Short but thrilling. We started this year with a bang! Quite literally. A prosecutor wakes up in the middle of the night to the voice of an officer reporting to him the shooting of a villager, marking the beginning of a thrilling and mysterious crime investigation amidst the perturbation of the administration. As the title of the book implies, the author narrates his life as a prosecutor appointed in the Egyptian countryside in the form of a diary extending over twelve days. This is not a simple work of imagination, but it was inspired by the author’s actual career and experiences. Critics I found online regarded the book as a satirical work, but one, instead of laughing, becomes quickly saddened if not enraged by the social crisis which the world fell into. While the book’s main focus is the crime investigation, many themes emerge in the background:

  • Contrast between Civilization and Nomadism: The prosecutor, who grew up in the the city, severely criticized the countryside and the peasants that he had to work with on a daily basis during his perpetual, hard work. Sometimes he describes them as being brittle, at other times uncouth; sometimes as ignorant, and at other times backward. The author of the book was born to a peasant father and an aristocratic mother, which explains the clash between the two worlds in his thoughts and works.

  • Apathy of jurists: The prosecutor’s reaction to the gendarme’s report of the crime was relief because the investigation won’t take much time, for the perpetrator is unknown and the dying victim is unconscious, and so he considered the matter a “simple incident.” The indifference of the prosecutor clearly appears as well as that of the gendarmes and other specialists who repetitively see the atrocity and ugliness of the human corpse after its death, becoming only as valuable as any other inanimate object like the pieces of wood and the molds of clay.

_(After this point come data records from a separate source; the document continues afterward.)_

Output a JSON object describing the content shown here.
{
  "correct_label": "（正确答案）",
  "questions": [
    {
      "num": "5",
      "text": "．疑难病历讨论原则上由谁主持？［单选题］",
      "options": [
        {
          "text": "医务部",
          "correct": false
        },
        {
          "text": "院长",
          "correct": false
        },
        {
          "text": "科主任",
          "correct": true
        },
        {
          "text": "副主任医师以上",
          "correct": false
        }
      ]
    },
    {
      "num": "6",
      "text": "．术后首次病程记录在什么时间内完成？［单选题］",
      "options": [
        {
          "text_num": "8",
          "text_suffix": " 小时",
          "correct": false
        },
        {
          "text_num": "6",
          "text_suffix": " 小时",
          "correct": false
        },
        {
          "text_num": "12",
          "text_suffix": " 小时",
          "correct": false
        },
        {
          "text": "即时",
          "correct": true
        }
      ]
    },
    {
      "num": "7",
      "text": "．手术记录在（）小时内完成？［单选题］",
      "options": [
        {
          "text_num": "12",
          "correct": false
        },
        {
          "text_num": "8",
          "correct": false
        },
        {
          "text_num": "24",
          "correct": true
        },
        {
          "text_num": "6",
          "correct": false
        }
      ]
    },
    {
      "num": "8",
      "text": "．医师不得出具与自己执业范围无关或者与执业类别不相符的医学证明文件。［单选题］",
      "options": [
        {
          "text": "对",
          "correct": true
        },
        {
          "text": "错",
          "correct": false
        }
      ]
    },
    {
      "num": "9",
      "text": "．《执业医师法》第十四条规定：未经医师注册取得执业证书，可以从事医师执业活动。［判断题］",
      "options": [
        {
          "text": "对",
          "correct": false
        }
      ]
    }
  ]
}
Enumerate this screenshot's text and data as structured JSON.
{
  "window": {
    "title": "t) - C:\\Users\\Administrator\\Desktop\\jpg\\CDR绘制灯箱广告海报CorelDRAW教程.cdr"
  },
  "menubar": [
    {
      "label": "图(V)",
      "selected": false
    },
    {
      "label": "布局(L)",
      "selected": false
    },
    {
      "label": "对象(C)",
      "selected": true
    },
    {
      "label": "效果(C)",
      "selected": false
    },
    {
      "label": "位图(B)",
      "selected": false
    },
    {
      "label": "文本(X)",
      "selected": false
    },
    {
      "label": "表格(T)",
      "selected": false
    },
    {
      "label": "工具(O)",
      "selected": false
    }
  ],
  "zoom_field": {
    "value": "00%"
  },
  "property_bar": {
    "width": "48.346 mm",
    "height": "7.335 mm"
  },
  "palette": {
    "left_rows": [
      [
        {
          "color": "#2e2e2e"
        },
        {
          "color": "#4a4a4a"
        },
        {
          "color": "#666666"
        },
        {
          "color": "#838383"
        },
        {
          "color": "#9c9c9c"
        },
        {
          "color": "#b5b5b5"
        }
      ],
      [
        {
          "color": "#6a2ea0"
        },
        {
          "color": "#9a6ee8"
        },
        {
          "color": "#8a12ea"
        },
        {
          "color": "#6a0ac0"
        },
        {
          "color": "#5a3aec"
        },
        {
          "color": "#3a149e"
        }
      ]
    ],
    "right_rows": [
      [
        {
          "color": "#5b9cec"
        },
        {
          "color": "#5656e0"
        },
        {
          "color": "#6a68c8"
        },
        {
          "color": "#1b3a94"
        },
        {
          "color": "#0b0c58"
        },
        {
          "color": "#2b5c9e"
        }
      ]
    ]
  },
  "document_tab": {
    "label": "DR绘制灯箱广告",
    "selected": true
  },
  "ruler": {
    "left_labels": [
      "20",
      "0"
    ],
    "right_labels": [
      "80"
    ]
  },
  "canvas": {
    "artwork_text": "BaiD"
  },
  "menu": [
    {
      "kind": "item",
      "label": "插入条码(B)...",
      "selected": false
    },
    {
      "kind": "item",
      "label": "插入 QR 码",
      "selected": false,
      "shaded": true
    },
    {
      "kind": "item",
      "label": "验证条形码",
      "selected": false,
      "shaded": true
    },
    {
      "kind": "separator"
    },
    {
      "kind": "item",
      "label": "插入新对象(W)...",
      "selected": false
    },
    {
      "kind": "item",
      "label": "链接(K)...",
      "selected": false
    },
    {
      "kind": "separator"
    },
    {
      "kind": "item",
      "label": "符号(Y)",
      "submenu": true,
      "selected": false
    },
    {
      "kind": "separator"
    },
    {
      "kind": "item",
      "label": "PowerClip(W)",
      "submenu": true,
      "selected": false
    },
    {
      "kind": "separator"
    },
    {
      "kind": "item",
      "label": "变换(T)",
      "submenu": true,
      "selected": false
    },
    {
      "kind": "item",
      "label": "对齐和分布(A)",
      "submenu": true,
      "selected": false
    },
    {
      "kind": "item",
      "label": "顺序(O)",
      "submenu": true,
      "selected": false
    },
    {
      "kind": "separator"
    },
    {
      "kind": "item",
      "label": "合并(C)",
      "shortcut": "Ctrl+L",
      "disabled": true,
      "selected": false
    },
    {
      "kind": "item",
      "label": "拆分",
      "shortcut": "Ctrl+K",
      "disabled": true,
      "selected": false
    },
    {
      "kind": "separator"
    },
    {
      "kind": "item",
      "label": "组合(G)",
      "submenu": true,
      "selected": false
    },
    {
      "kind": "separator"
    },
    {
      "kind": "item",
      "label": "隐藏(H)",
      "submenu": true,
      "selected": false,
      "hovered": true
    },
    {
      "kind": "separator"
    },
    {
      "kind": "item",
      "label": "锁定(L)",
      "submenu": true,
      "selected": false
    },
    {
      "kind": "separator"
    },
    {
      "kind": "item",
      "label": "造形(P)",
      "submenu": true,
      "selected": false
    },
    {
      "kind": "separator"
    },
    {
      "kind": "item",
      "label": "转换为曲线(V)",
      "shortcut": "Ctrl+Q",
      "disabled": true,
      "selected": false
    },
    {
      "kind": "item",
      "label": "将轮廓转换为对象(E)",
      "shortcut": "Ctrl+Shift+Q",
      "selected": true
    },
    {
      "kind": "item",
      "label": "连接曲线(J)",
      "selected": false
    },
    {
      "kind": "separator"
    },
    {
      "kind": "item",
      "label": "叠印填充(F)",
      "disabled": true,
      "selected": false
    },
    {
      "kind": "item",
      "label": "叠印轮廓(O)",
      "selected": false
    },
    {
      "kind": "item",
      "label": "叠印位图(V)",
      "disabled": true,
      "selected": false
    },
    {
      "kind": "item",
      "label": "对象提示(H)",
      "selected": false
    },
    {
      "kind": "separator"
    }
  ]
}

  • Rigidity of the law: this is the result of imposing foreign ideas and principles on the rural society. In one of the entries, the writer told the story of the illiterate peasant who pleaded his innocence against a judgment in absentia. The judge rejected his request because the deadilne to do so expired: “ignorance of the law excuses not.” The litigant marveled with disapproval, as how could he, a simple-minded creature that had never set foot beyond the borders of his village, have known the code of Napoleon. Similar events occur repetitively in this book to the point they become a norm. Although the prosecutor in his diary mocks this situation, he doesn’t refrain from acting in the same way in his cases.

  • Administrative corruption: The system imposed by the state does not apply to the state, nor to its administrative bodies and employees protected by nepotism. The surprise inspections of the police stations and the court treasury is mere ink on paper, and holding administrative officials accountable is unheard of. The prosecutor expresses his loathing for the kleptocratic agents who were appointed in the capital, while he rots in the arid countryside due to his lack of strong relations with the senior politicians.

  • Inheritance of oppression: The prosecutor recalls the humiliating treatment of the sheriff to the mayor of one of the districts, knowing that the latter will carry with him the same humiliation and will bequeath it in his turn to his subordinates and from the subordinate to to the lower subordinate and so on until it reaches “the core of the population”.

This is the comedy (or tragedy) of the Egyptian legal system as recounted by Al-Hakim.